The sources of information on epidural analgesia for pain relief in labor among respondents were from doctors (79.30%), nurses (55.20%), and Internet (41.40%). This is different from the findings in Karachi where doctors were the source of information among 40% of the respondents and the Internet accounted only 1%. Another study by Pattee et al in Ontario25 showed that information about epidural analgesia was mainly from anesthetists and antenatal classes. This emphasizes the importance of routine education on labor analgesia including the option of epidural analgesia.
Similarly, knowledge of complications of epidural analgesia was low as almost three-quarters (72.41%) of the respondents had no idea of possible complications. Majority of the responses on complications were subjective and wrong. Those who had the knowledge of the possible complications cited increased interventions in labor (21.3%), effect on the unborn baby (27.59%), and headache (17.20%) just to mention a few. These findings were similar to those reported by Pattee et al25 and Barakzai et al.24
Although 7.5% (25) of the respondents had used epidural analgesia in labor, all but one expressed satisfaction and would desire it again in the current pregnancy. This enthusiasm was similar to that found in other similar studies.26–28 Even among physicians with very high knowledge about the effectiveness of epidural analgesia, its practice leaves much to be desired.2,28,29 Some women who reported not to have used epidural analgesia adduce high cost as a reason, indeed provision of epidural analgesia costs about four times more than the more commonly used pentazocine in the maternity unit of the study center. Therefore, subsidizing cost or the provision of free epidural services under the National Health Insurance scheme may improve uptake.
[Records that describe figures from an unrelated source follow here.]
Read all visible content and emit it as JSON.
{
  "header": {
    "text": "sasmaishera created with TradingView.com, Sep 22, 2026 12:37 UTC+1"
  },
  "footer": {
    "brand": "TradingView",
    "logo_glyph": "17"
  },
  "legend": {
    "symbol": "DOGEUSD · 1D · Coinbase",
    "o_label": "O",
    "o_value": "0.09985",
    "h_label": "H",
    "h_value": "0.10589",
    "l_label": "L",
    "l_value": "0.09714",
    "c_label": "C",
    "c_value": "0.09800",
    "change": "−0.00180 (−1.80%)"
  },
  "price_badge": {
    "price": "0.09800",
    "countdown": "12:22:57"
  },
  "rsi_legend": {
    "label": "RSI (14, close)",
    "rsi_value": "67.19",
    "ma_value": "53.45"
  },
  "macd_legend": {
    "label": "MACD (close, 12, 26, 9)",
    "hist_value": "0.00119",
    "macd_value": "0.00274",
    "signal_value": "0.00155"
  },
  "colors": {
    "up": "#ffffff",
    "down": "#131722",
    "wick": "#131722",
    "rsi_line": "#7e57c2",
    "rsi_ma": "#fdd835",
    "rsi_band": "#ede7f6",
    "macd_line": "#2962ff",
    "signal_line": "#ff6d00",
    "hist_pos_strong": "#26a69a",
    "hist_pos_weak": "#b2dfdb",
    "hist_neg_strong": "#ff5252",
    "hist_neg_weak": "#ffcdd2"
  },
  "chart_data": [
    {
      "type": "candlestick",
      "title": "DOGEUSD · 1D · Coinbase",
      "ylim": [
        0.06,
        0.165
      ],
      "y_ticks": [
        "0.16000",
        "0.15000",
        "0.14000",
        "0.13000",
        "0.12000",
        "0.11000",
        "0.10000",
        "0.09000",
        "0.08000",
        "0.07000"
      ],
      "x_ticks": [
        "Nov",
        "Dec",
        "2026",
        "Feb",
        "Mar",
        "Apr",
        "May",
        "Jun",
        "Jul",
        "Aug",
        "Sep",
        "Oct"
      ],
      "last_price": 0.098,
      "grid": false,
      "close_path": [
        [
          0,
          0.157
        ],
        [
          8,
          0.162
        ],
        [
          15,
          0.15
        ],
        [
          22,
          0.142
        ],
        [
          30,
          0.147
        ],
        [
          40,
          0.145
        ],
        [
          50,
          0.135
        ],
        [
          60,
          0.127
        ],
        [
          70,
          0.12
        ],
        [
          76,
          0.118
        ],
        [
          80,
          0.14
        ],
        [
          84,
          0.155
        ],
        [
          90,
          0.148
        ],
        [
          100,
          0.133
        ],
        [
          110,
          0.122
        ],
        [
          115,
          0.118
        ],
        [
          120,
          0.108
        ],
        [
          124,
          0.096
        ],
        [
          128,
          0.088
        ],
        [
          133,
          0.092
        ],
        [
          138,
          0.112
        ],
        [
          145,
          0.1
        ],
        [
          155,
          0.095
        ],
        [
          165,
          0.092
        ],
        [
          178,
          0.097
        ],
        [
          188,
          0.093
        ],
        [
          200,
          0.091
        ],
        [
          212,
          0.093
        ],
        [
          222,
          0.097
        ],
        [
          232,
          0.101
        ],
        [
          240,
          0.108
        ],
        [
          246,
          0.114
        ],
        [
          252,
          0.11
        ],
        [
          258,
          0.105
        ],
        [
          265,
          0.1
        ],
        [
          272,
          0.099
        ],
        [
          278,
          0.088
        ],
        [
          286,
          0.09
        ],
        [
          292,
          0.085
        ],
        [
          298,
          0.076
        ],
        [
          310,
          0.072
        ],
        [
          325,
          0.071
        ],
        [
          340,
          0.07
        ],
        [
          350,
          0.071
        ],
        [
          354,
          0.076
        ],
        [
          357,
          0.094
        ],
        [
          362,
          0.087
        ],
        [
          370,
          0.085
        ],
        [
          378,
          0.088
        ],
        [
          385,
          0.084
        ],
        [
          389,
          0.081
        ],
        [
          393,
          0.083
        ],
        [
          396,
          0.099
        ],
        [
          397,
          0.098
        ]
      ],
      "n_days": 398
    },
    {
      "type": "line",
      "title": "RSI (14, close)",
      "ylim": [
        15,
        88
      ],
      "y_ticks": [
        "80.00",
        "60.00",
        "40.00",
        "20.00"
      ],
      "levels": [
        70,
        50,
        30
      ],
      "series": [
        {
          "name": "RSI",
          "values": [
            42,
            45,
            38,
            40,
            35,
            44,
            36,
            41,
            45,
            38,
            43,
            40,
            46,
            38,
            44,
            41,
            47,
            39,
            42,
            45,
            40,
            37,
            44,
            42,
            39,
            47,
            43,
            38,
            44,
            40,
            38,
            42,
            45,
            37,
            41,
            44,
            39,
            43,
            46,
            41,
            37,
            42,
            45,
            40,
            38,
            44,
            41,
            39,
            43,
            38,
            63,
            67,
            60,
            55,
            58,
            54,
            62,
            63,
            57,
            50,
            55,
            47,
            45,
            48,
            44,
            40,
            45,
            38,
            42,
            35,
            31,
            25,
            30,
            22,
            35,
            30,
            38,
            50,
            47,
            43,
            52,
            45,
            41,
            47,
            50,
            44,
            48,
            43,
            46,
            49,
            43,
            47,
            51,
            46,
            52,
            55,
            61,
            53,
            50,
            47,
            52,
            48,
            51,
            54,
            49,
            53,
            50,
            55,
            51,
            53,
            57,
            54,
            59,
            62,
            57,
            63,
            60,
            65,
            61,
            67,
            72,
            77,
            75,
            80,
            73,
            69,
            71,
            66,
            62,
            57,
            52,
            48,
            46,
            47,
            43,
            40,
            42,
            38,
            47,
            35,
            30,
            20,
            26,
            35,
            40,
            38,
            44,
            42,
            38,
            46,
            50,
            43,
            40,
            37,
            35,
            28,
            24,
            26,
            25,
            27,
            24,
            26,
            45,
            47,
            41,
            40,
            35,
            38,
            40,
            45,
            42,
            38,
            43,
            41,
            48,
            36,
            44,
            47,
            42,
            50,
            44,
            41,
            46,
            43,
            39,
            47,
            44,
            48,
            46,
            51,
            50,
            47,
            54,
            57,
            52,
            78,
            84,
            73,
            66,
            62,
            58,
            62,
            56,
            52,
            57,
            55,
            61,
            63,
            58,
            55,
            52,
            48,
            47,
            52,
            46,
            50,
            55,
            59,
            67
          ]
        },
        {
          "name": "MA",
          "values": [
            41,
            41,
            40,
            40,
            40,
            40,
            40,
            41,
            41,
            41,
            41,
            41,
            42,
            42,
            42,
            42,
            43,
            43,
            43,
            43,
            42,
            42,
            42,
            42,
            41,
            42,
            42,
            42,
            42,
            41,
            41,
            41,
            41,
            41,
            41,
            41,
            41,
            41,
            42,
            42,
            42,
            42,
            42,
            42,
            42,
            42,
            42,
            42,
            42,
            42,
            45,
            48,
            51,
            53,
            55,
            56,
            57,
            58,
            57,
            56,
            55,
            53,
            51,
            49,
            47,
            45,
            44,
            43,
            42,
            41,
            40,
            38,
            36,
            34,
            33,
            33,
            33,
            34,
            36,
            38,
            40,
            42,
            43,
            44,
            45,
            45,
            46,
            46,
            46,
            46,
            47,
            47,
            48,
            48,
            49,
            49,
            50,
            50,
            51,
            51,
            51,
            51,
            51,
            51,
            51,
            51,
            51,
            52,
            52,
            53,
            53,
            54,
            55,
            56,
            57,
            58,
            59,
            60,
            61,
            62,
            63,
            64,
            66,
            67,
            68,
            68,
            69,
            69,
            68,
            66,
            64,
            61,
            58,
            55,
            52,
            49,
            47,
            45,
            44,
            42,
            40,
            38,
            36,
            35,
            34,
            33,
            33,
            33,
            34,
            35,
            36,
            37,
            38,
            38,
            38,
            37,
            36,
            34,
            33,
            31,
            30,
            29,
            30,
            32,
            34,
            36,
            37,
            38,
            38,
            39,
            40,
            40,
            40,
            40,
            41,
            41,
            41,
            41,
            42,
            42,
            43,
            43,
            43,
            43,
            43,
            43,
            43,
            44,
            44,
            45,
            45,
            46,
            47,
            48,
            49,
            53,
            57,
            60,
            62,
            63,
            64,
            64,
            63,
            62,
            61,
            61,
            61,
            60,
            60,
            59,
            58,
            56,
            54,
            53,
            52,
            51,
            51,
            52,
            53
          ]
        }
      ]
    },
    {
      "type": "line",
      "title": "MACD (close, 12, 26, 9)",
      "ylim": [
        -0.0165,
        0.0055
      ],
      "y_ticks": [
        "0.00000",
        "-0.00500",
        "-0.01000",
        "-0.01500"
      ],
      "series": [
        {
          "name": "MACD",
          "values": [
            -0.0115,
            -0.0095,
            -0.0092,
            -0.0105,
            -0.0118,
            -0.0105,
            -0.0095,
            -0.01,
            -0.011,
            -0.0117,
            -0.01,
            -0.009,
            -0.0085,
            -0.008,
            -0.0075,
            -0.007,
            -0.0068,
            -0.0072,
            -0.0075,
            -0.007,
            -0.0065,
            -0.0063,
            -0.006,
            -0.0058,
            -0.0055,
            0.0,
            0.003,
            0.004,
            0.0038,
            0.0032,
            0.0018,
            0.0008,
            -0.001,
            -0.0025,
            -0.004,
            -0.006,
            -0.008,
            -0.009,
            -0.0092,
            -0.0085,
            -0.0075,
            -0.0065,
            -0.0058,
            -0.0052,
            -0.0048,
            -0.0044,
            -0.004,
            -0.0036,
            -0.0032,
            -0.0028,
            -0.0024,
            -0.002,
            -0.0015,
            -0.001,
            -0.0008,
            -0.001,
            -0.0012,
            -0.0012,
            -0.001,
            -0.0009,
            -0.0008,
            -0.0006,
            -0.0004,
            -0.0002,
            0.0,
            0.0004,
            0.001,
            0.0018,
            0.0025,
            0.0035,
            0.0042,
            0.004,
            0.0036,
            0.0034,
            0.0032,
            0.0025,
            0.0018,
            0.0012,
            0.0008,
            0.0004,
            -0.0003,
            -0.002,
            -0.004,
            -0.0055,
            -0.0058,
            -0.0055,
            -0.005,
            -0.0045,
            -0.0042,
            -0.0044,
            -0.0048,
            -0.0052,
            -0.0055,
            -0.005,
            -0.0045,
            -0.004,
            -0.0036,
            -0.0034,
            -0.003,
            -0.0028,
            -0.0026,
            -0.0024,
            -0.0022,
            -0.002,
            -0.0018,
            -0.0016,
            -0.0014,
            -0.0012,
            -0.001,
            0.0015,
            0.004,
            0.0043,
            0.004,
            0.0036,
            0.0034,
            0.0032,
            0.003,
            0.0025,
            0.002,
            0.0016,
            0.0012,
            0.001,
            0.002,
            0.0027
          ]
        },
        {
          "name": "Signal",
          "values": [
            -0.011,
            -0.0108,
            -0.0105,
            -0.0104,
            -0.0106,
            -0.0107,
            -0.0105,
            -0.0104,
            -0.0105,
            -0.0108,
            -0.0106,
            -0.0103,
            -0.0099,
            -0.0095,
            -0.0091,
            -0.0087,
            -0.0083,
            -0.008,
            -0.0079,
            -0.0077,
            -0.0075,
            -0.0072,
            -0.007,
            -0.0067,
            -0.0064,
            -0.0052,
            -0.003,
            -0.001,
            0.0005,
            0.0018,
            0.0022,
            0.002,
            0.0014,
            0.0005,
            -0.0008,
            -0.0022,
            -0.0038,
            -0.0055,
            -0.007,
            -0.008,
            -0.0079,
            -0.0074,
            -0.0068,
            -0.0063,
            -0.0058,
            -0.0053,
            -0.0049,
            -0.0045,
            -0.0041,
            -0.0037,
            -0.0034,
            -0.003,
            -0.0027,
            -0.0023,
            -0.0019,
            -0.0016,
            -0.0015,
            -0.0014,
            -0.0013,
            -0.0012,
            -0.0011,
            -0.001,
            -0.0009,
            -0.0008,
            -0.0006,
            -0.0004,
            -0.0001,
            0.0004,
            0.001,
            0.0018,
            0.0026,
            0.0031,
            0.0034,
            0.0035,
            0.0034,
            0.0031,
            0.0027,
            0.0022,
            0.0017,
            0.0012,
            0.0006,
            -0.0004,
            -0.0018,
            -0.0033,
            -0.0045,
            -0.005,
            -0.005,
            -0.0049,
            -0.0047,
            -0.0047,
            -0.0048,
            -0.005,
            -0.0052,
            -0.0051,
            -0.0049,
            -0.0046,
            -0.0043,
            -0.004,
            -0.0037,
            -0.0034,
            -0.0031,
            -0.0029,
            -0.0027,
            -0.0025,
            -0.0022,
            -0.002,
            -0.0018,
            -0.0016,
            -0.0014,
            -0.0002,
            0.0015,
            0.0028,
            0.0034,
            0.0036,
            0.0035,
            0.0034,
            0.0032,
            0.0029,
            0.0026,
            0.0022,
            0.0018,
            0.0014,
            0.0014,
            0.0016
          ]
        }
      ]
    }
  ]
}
Interestingly, this study found that 70% of the respondents would like to utilize epidural analgesia in the current pregnancy if provided with adequate information. The fact that the respondents reported lack of sufficient information to make an informed choice on labor analgesia is an important finding from this study. Therefore, healthcare providers need to provide sufficient information on the options of pain relief in labor including the benefit of companionship in minimizing analgesic interventions during labor.
In conclusion, this study has revealed a large lacuna in the knowledge of pain relief in labor and of epidural analgesia in labor among pregnant women in Abakaliki. Since women desire to know more about this subject, efforts should be made to raise awareness by providing health education, dispelling misconceptions, and subsidizing the cost of providing this service in labor.
The authors report no conflicts of interest in this work.